Perché in questo gioco non ci sono, e non possono esserci solo maestri e frombolieri, stelle di grandezza assoluta e primedonne capaci di regalare giocate fuori dal comune. Parafrasando un celebre aforisma di Bill Shankly, e paragonando il calcio ad un pianoforte, per tre squadre che sappiano suonare quel dannato strumento è giusto anche che ce ne siano otto in grado di caricarselo in spalla. Altrimenti non esisterebbero arcigni difensori, né ruvidi medianacci, e né tantomeno squadre capaci di sovvertire i pronostici (figli, inevitabilmente, di analisi legate agli spessori tecnici) attraverso l'impiego di altri valori: atletici, umani, morali. In poche parole, esattamente quelli che serviranno all'Italia di Antonio Conte in Francia.

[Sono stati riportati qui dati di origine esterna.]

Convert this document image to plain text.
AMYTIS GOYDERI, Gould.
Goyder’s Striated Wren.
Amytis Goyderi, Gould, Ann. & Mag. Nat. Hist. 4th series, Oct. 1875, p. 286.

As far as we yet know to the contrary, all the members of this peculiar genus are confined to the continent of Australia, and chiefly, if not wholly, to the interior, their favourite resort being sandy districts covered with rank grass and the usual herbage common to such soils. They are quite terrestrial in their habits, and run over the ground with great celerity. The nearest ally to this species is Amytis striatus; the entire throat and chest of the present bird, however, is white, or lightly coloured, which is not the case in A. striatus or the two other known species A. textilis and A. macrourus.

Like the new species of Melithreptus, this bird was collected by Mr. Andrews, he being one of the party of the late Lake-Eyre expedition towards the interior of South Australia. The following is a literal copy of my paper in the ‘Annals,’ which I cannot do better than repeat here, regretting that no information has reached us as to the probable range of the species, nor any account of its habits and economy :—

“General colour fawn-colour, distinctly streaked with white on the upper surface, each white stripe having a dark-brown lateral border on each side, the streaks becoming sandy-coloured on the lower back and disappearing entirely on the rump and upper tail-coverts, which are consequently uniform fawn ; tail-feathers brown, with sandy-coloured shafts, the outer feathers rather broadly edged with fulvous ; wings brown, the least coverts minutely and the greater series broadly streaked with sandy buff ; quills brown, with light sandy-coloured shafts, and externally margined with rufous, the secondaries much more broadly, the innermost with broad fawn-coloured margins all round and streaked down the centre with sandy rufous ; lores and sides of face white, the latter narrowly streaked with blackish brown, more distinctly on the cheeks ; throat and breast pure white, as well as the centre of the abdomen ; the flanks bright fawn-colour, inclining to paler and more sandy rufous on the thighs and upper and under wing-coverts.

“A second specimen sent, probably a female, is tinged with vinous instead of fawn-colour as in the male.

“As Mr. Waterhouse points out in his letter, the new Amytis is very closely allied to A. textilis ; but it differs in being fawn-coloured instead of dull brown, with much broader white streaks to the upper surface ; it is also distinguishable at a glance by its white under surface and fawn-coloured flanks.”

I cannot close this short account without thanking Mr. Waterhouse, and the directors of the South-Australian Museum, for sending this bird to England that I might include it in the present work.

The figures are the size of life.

Quando l'autore scrive, non è ancora nota la liste definitiva dei 23 prescelti dal CT. Una sottigliezza, se si considera che ai fini di queste riflessioni i nomi e le caratteristiche dei singoli sono solo parzialmente funzionali. Più che altro perché, in ogni caso, e come universalmente riconosciuto, quella che sarà la rappresentativa azzurra per la prima volta da qualche decennio a questa parte sarà una squadra senza alcun campione o presunto tale. Fatta solo di figli della generazione tecnicamente più misera dal dopoguerra a oggi, ma trascinata da altri mezzi: quelli, per inciso, scelti da Antonio Conte. Che, negli anni, ha anzitutto badato a scegliere uomini utili a mettere in campo un'idea di calcio tanto semplice quanto - me lo si consenta - obsoleta. Il 3-5-2 è modulo assai poco moderno e internazionale, ma assolutamente adatto ad esaltare la solidità difensiva dell'unico reparto in grado di offrire assolute garanzie. Per il resto, la manovra di costruzione e la finalizzazione sono tutte demandate alla determinazione ed all'abnegazione degli esterni - uno più offensivo, generalmente un'ala, e l'altro capace di riequilibrare verso il 4-4-2, tendenzialmente un terzino -, alle capacità di inserimento degli intermedi - non a caso, in questo ruolo sono stati ripetutamente provati Florenzi e Giaccherini - ed alla capacità delle punte di dialogare tra loro e favorire i tagli, le ripartenze veloci e le incursioni dalle retrovie. Tutto molto lineare, quadrato, ed affrontato con serafica capacità d'analisi. Senza isterismi tattici, né variazioni sul tema, ma alla costante ricerca dell'armonia tattica di base e della solidità. Qualcosa, per intenderci, di molto simile all'approccio ranieriano al problema.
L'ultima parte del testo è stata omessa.